27管理者:2002/07/30(火) 20:24

93 名前: 川蝉 投稿日: 2002/07/30(火) 15:50

90 : 一字三礼 さんへ。

「諸仏の師とする所は、いわゆる法なり」と涅槃経(巻第四・四相品第七の上)にあります。
天台大師は
「十如、(十二)因縁・・等なり、是れ諸仏の師とする所」(玄義第二)
と、諸仏が師とする法とは、境妙としての真如実相のことであると云っています。

諸仏は実相の理に基づいて修行して智妙(仏智)を得て仏になったと云うことです。
実相がなければ仏は生じないのと云う事ですね。この関係を「法は能生、仏は所生」と云うのでしょう。
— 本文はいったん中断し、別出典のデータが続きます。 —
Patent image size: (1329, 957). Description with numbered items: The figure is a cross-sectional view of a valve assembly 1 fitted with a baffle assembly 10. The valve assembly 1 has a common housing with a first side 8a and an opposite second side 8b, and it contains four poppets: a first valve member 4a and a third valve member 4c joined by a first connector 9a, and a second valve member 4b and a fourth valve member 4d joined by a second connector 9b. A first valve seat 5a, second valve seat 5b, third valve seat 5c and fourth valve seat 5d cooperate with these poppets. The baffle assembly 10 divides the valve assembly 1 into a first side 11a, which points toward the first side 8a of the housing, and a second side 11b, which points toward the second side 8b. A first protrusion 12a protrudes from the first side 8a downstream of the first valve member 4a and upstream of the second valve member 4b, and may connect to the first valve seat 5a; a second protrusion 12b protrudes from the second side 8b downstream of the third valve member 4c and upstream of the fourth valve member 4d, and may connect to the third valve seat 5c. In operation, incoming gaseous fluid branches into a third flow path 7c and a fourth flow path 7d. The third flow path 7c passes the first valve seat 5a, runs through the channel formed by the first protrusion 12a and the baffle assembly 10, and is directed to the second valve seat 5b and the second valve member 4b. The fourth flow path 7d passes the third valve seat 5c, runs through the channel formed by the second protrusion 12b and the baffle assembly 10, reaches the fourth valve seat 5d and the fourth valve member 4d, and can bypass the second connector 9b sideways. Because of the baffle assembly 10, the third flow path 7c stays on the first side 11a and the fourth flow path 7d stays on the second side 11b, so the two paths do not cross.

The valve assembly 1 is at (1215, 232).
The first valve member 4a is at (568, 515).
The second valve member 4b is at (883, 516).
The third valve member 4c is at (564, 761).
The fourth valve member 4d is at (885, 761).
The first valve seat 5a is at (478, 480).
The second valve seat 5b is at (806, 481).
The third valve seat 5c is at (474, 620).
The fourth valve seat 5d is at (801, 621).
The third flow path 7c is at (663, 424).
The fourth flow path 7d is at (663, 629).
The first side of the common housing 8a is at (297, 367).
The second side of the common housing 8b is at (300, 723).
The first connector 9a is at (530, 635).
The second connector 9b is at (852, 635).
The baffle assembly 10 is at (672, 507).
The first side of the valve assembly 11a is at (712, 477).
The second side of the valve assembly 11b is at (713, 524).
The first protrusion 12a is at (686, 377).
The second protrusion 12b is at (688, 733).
菩薩が先仏の教えによって仏に成った場合は、直接に境妙としての真如実相に基づいて妙智を得たのとは、すこし違いがありますが、この関係も「法は能生、仏は所生」と云えます。

また「至理玄微にして、智に非らずんば顕わるることなし」(玄義巻第三)とありまして、仏は実相を悟り、教法を説くのですから「仏は能覚、法は所覚」とも「仏は能説、法は所説」という関係もあります。

このように、法と仏の勝劣(能所)は視点の置き方で変わるので、確定的には勝劣(能所)は断定できないものです。

仏の妙智は実相を内容とします。「境妙なるを以ての故に、智もまた随って妙なり」(玄義巻第二)と云う所です。
ゆえに仏の妙智(証悟)と実相(法)とは同じなので「法仏不二」と云うのです。
また、妙法蓮華経と云う証悟・教法は、仏の実質的な内容なので、「法仏不二」と云えます。

「三身即一」の仏の妙智(仏智)も境智冥合の証悟です。妙法蓮華の境妙を証悟した妙法蓮華と云う妙智です。
その妙智を説くのが教法としての妙法蓮華経です。
ゆえに、「三身即一」の仏の妙智(仏)と教法(法)とは「法仏不二」という関係と云うことになります。

「法の裏は仏、仏の裏は法」と考えて、法を面としていても内実は仏であり、仏を面にしている場合でも内実は法であるとします。

「法華経の題目を以て本尊とすべし。」
の題目は、単なる理法でも無く、久遠本仏の覚法・本門の肝心・神力別付の要法であって、「法の裏は仏」と云う面が裏に有ると見るわけです。

本尊抄で「その本尊の為体・・」と大曼荼羅の様式を述べる文段の結びに
「此等の仏をば正像に造り画けども、未だ寿量の仏ましまさず。末法に来入して、始めて此の仏像出現せしむ可きか。」
とあり、同抄の終わり部分にも
「此の時地涌千界出現して、本門の釈尊の脇士と為りて、一閻浮提第一の本尊を此の国に立つべし。」
とあり、仏本尊の形を示しています。

大曼荼羅本尊も、その内容・実質は本門の釈尊であるから、このように示しているのでしょう。